A number of these contributors see annuities as integral to generating a guaranteed life-long stream of cash. Carey and Dellinger (and Milevsky elsewhere) maintain that investment returns produced by an annuity will always be superior to identical investments outside an annuity because of the "mortality credits" from other terminated annuity policy holders which are factored into the projected income. A chapter on reverse mortgages presents an evenly balanced discussion of this additional source of income for retirees. Considering that half the population who reach 65 may need some form of expensive institutional care (Greenwald), supplemental streams of income may also prove useful to pay for a long-term care insurance policy.

"Sustained Withdrawals" (Benge) seeks to determine a "safemax" - the maximum, annual withdrawal percentage rate from a retiree's accumulated wealth during this "decumulation" (Katz) phase. Determining this rate is another key theme in this collection.
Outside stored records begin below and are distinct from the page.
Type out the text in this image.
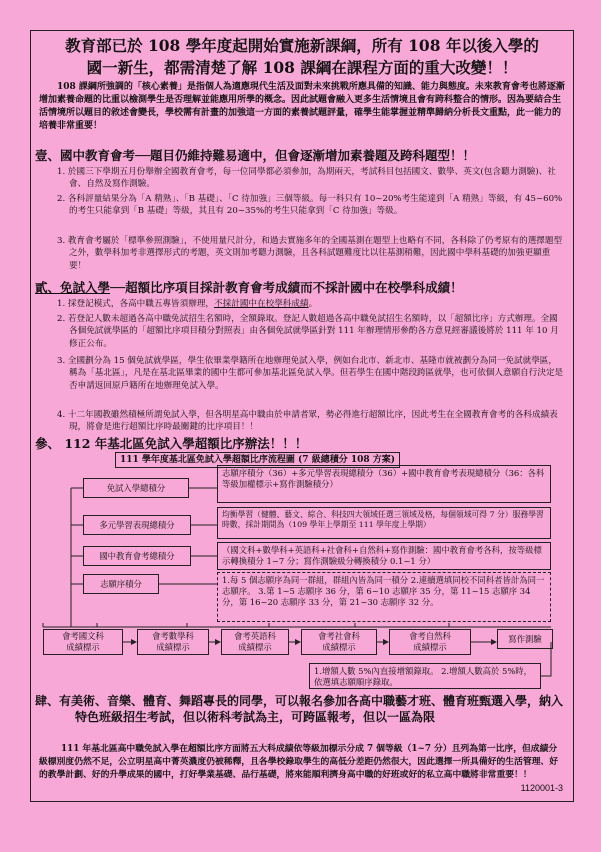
教育部已於 108 學年度起開始實施新課綱，所有 108 年以後入學的
國一新生，都需清楚了解 108 課綱在課程方面的重大改變！！
108 課綱所強調的「核心素養」是指個人為適應現代生活及面對未來挑戰所應具備的知識、能力與態度。未來教育會考也將逐漸增加素養命題的比重以檢測學生是否理解並能應用所學的概念。因此試題會融入更多生活情境且會有跨科整合的情形。因為要結合生活情境所以題目的敘述會變長，學校需有計畫的加強這一方面的素養試題評量，確學生能掌握並精準歸納分析長文重點，此一能力的培養非常重要！
壹、國中教育會考──題目仍維持難易適中，但會逐漸增加素養題及跨科題型！！
1. 於國三下學期五月份舉辦全國教育會考，每一位同學都必須參加，為期兩天，考試科目包括國文、數學、英文(包含聽力測驗)、社會、自然及寫作測驗。
2. 各科評量結果分為「A 精熟」、「B 基礎」、「C 待加強」三個等級。每一科只有 10~20%考生能達到「A 精熟」等級，有 45~60%的考生只能拿到「B 基礎」等級，其且有 20~35%的考生只能拿到「C 待加強」等級。
3. 教育會考屬於「標準參照測驗」，不使用量尺計分，和過去實施多年的全國基測在題型上也略有不同，各科除了仍考原有的選擇題型之外，數學科加考非選擇形式的考題，英文則加考聽力測驗，且各科試題難度比以往基測稍難，因此國中學科基礎的加強更顯重要！
貳、免試入學──超額比序項目採計教育會考成績而不採計國中在校學科成績！
1. 採登記模式，各高中職五專皆須辦理，不採計國中在校學科成績。
2. 若登記人數未超過各高中職免試招生名額時，全額錄取。登記人數超過各高中職免試招生名額時，以「超額比序」方式辦理。全國各個免試就學區的「超額比序項目積分對照表」由各個免試就學區針對 111 年辦理情形參酌各方意見經審議後將於 111 年 10 月修正公布。
3. 全國劃分為 15 個免試就學區，學生依畢業學籍所在地辦理免試入學，例如台北市、新北市、基隆市就被劃分為同一免試就學區，稱為「基北區」，凡是在基北區畢業的國中生都可參加基北區免試入學。但若學生在國中階段跨區就學，也可依個人意願自行決定是否申請返回原戶籍所在地辦理免試入學。
4. 十二年國教雖然積極所謂免試入學，但各明星高中職由於申請者眾，勢必得進行超額比序，因此考生在全國教育會考的各科成績表現，將會是進行超額比序時最關鍵的比序項目！！
參、 112 年基北區免試入學超額比序辦法！！！
111 學年度基北區免試入學超額比序流程圖 (7 級總積分 108 方案)
免試入學總積分
志願序積分（36）+多元學習表現總積分（36）+國中教育會考表現總積分（36：各科等級加權標示+寫作測驗積分）
多元學習表現總積分
均衡學習（健體、藝文、綜合、科技四大領域任選三領域及格，每個領域可得 7 分）服務學習時數，採計期間為（109 學年上學期至 111 學年度上學期）
國中教育會考總積分
（國文科+數學科+英語科+社會科+自然科+寫作測驗：國中教育會考各科，按等級標示轉換積分 1~7 分；寫作測驗級分轉換積分 0.1~1 分）
志願序積分	1.每 5 個志願序為同一群組，群組內皆為同一積分 2.連續選填同校不同科者皆計為同一志願序。 3.第 1~5 志願序 36 分，第 6~10 志願序 35 分，第 11~15 志願序 34 分，第 16~20 志願序 33 分，第 21~30 志願序 32 分。
會考國文科
成績標示
會考數學科
成績標示
會考英語科
成績標示
會考社會科
成績標示
會考自然科
成績標示
寫作測驗
1.增額人數 5%內直接增額錄取。 2.增額人數高於 5%時，依選填志願順序錄取。
肆、有美術、音樂、體育、舞蹈專長的同學，可以報名參加各高中職藝才班、體育班甄選入學，納入特色班級招生考試，但以術科考試為主，可跨區報考，但以一區為限
111 年基北區高中職免試入學在超額比序方面將五大科成績依等級加標示分成 7 個等級（1~7 分）且列為第一比序，但成績分級標別度仍然不足，公立明星高中菁英濃度仍被稀釋，且各學校錄取學生的高低分差距仍然很大，因此選擇一所具備好的生活管理、好的教學計劃、好的升學成果的國中，打好學業基礎、品行基礎，將來能順利擠身高中職的好班或好的私立高中職將非常重要！！
1120001-3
The rub is that relying solely on historical average rates of return and conservative withdrawal percentage rates mean little to a portfolio's survival if the sequence of market returns is negative in the early years of retirement. Benge's research looks at different withdrawal rates, asset mixes, various timing strategies, and adjustments to the withdrawal rate when it is a goal to leave nest egg assets as a bequest. Meanwhile, Stanaslovich in "Creating Portfolios With Lower Volatility" raises the bar with a gloomy projection of low returns for a variety of asset classes into the next decade.

This book should be read by financial planners, brokerage advisers working with retiring clients, and informed investors who want to manage their own affairs.